As a conclusion, it can be stated that, during the process of nonlinear multivariate optimization, to calculate its parameters, the new polynomial tyre model presents very good conditions of convergence, faster and simpler than in the magic formula tyre model.

As we could see at Sect. 4.3, there is a huge difference in the simplicity and computational efficiency between the Jacobian matrix terms of the polynomial model and the magic formula model, and this is the reason why the observed convergence of the method is much faster in the polynomial model (see for example Tables 1, 2 in Sect. 7, the MF model requires 10 times more steps to obtain stable values of the parameters) and of course, every step is computed very much faster because the terms are much simpler.
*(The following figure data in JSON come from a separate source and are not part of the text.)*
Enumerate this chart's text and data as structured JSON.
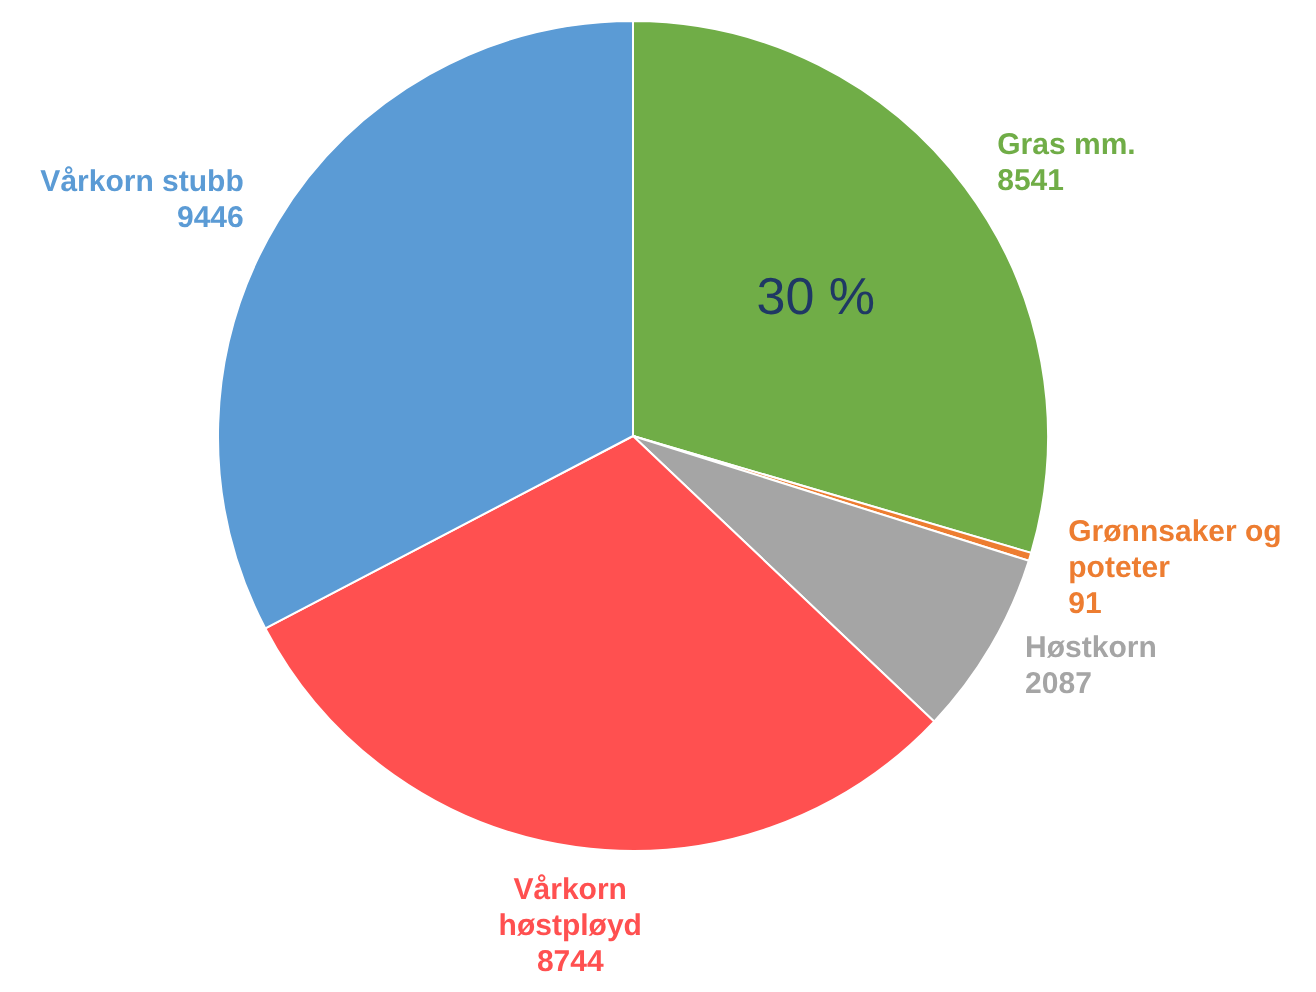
{
  "chart_data": {
    "type": "pie",
    "categories": [
      "Gras mm.",
      "Grønnsaker og poteter",
      "Høstkorn",
      "Vårkorn høstpløyd",
      "Vårkorn stubb"
    ],
    "values": [
      8541,
      91,
      2087,
      8744,
      9446
    ],
    "colors": [
      "#70ad47",
      "#ed7d31",
      "#a5a5a5",
      "#ff5050",
      "#5b9bd5"
    ],
    "data_labels": true,
    "annotations": [
      "30 %"
    ],
    "legend": false
  }
}
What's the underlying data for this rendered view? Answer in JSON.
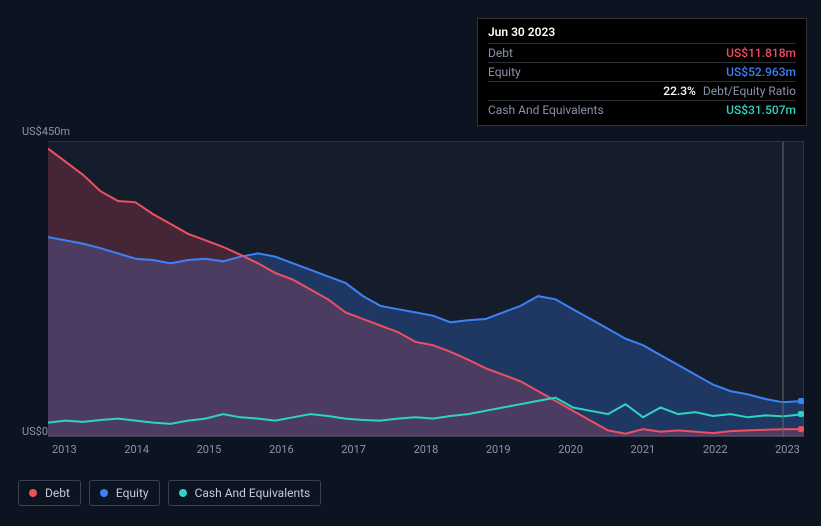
{
  "tooltip": {
    "date": "Jun 30 2023",
    "debt_label": "Debt",
    "debt_value": "US$11.818m",
    "equity_label": "Equity",
    "equity_value": "US$52.963m",
    "ratio_pct": "22.3%",
    "ratio_label": "Debt/Equity Ratio",
    "cash_label": "Cash And Equivalents",
    "cash_value": "US$31.507m"
  },
  "chart": {
    "type": "area",
    "background_color": "#151c2c",
    "page_background": "#0d1421",
    "grid_color": "#2a3142",
    "axis_text_color": "#8b93a7",
    "y_top_label": "US$450m",
    "y_bot_label": "US$0",
    "ylim": [
      0,
      450
    ],
    "xlim": [
      2013,
      2023.8
    ],
    "x_ticks": [
      "2013",
      "2014",
      "2015",
      "2016",
      "2017",
      "2018",
      "2019",
      "2020",
      "2021",
      "2022",
      "2023"
    ],
    "cursor_x": 2023.5,
    "series": {
      "debt": {
        "label": "Debt",
        "stroke": "#ef4f60",
        "fill": "#ef4f60",
        "fill_opacity": 0.22,
        "stroke_width": 2,
        "points": [
          [
            2013.0,
            440
          ],
          [
            2013.25,
            420
          ],
          [
            2013.5,
            400
          ],
          [
            2013.75,
            375
          ],
          [
            2014.0,
            360
          ],
          [
            2014.25,
            358
          ],
          [
            2014.5,
            340
          ],
          [
            2014.75,
            325
          ],
          [
            2015.0,
            310
          ],
          [
            2015.25,
            300
          ],
          [
            2015.5,
            290
          ],
          [
            2015.75,
            278
          ],
          [
            2016.0,
            265
          ],
          [
            2016.25,
            250
          ],
          [
            2016.5,
            240
          ],
          [
            2016.75,
            225
          ],
          [
            2017.0,
            210
          ],
          [
            2017.25,
            190
          ],
          [
            2017.5,
            180
          ],
          [
            2017.75,
            170
          ],
          [
            2018.0,
            160
          ],
          [
            2018.25,
            145
          ],
          [
            2018.5,
            140
          ],
          [
            2018.75,
            130
          ],
          [
            2019.0,
            118
          ],
          [
            2019.25,
            105
          ],
          [
            2019.5,
            95
          ],
          [
            2019.75,
            85
          ],
          [
            2020.0,
            70
          ],
          [
            2020.25,
            55
          ],
          [
            2020.5,
            40
          ],
          [
            2020.75,
            25
          ],
          [
            2021.0,
            10
          ],
          [
            2021.25,
            5
          ],
          [
            2021.5,
            12
          ],
          [
            2021.75,
            8
          ],
          [
            2022.0,
            10
          ],
          [
            2022.25,
            8
          ],
          [
            2022.5,
            6
          ],
          [
            2022.75,
            9
          ],
          [
            2023.0,
            10
          ],
          [
            2023.25,
            11
          ],
          [
            2023.5,
            11.8
          ],
          [
            2023.8,
            12
          ]
        ]
      },
      "equity": {
        "label": "Equity",
        "stroke": "#3b82f6",
        "fill": "#3b82f6",
        "fill_opacity": 0.28,
        "stroke_width": 2,
        "points": [
          [
            2013.0,
            305
          ],
          [
            2013.25,
            300
          ],
          [
            2013.5,
            295
          ],
          [
            2013.75,
            288
          ],
          [
            2014.0,
            280
          ],
          [
            2014.25,
            272
          ],
          [
            2014.5,
            270
          ],
          [
            2014.75,
            265
          ],
          [
            2015.0,
            270
          ],
          [
            2015.25,
            272
          ],
          [
            2015.5,
            268
          ],
          [
            2015.75,
            275
          ],
          [
            2016.0,
            280
          ],
          [
            2016.25,
            275
          ],
          [
            2016.5,
            265
          ],
          [
            2016.75,
            255
          ],
          [
            2017.0,
            245
          ],
          [
            2017.25,
            235
          ],
          [
            2017.5,
            215
          ],
          [
            2017.75,
            200
          ],
          [
            2018.0,
            195
          ],
          [
            2018.25,
            190
          ],
          [
            2018.5,
            185
          ],
          [
            2018.75,
            175
          ],
          [
            2019.0,
            178
          ],
          [
            2019.25,
            180
          ],
          [
            2019.5,
            190
          ],
          [
            2019.75,
            200
          ],
          [
            2020.0,
            215
          ],
          [
            2020.25,
            210
          ],
          [
            2020.5,
            195
          ],
          [
            2020.75,
            180
          ],
          [
            2021.0,
            165
          ],
          [
            2021.25,
            150
          ],
          [
            2021.5,
            140
          ],
          [
            2021.75,
            125
          ],
          [
            2022.0,
            110
          ],
          [
            2022.25,
            95
          ],
          [
            2022.5,
            80
          ],
          [
            2022.75,
            70
          ],
          [
            2023.0,
            65
          ],
          [
            2023.25,
            58
          ],
          [
            2023.5,
            52.9
          ],
          [
            2023.8,
            55
          ]
        ]
      },
      "cash": {
        "label": "Cash And Equivalents",
        "stroke": "#2dd4bf",
        "fill": "none",
        "fill_opacity": 0,
        "stroke_width": 2,
        "points": [
          [
            2013.0,
            22
          ],
          [
            2013.25,
            25
          ],
          [
            2013.5,
            23
          ],
          [
            2013.75,
            26
          ],
          [
            2014.0,
            28
          ],
          [
            2014.25,
            25
          ],
          [
            2014.5,
            22
          ],
          [
            2014.75,
            20
          ],
          [
            2015.0,
            25
          ],
          [
            2015.25,
            28
          ],
          [
            2015.5,
            35
          ],
          [
            2015.75,
            30
          ],
          [
            2016.0,
            28
          ],
          [
            2016.25,
            25
          ],
          [
            2016.5,
            30
          ],
          [
            2016.75,
            35
          ],
          [
            2017.0,
            32
          ],
          [
            2017.25,
            28
          ],
          [
            2017.5,
            26
          ],
          [
            2017.75,
            25
          ],
          [
            2018.0,
            28
          ],
          [
            2018.25,
            30
          ],
          [
            2018.5,
            28
          ],
          [
            2018.75,
            32
          ],
          [
            2019.0,
            35
          ],
          [
            2019.25,
            40
          ],
          [
            2019.5,
            45
          ],
          [
            2019.75,
            50
          ],
          [
            2020.0,
            55
          ],
          [
            2020.25,
            60
          ],
          [
            2020.5,
            45
          ],
          [
            2020.75,
            40
          ],
          [
            2021.0,
            35
          ],
          [
            2021.25,
            50
          ],
          [
            2021.5,
            30
          ],
          [
            2021.75,
            45
          ],
          [
            2022.0,
            35
          ],
          [
            2022.25,
            38
          ],
          [
            2022.5,
            32
          ],
          [
            2022.75,
            35
          ],
          [
            2023.0,
            30
          ],
          [
            2023.25,
            33
          ],
          [
            2023.5,
            31.5
          ],
          [
            2023.8,
            35
          ]
        ]
      }
    }
  },
  "legend": {
    "border_color": "#3a4152",
    "text_color": "#c5cbd8",
    "items": [
      {
        "label": "Debt",
        "color": "#ef4f60"
      },
      {
        "label": "Equity",
        "color": "#3b82f6"
      },
      {
        "label": "Cash And Equivalents",
        "color": "#2dd4bf"
      }
    ]
  }
}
This is an additional advantage added to its obvious properties of mathematical simplicity.

As it is a polynomial, the computing is very fast and easy, as we could see in Sects. 4.3 and 3.1; it is also very accurate as we shown in the figures of Sects. 7 and 8. The error relative to the magic formula tyre model is always very reduced, the reduced difference between the two mathematical formulae had been proven in [17], and in this paper, we can see the similar optimization results compared with real test data, in the figures of Sect. 7.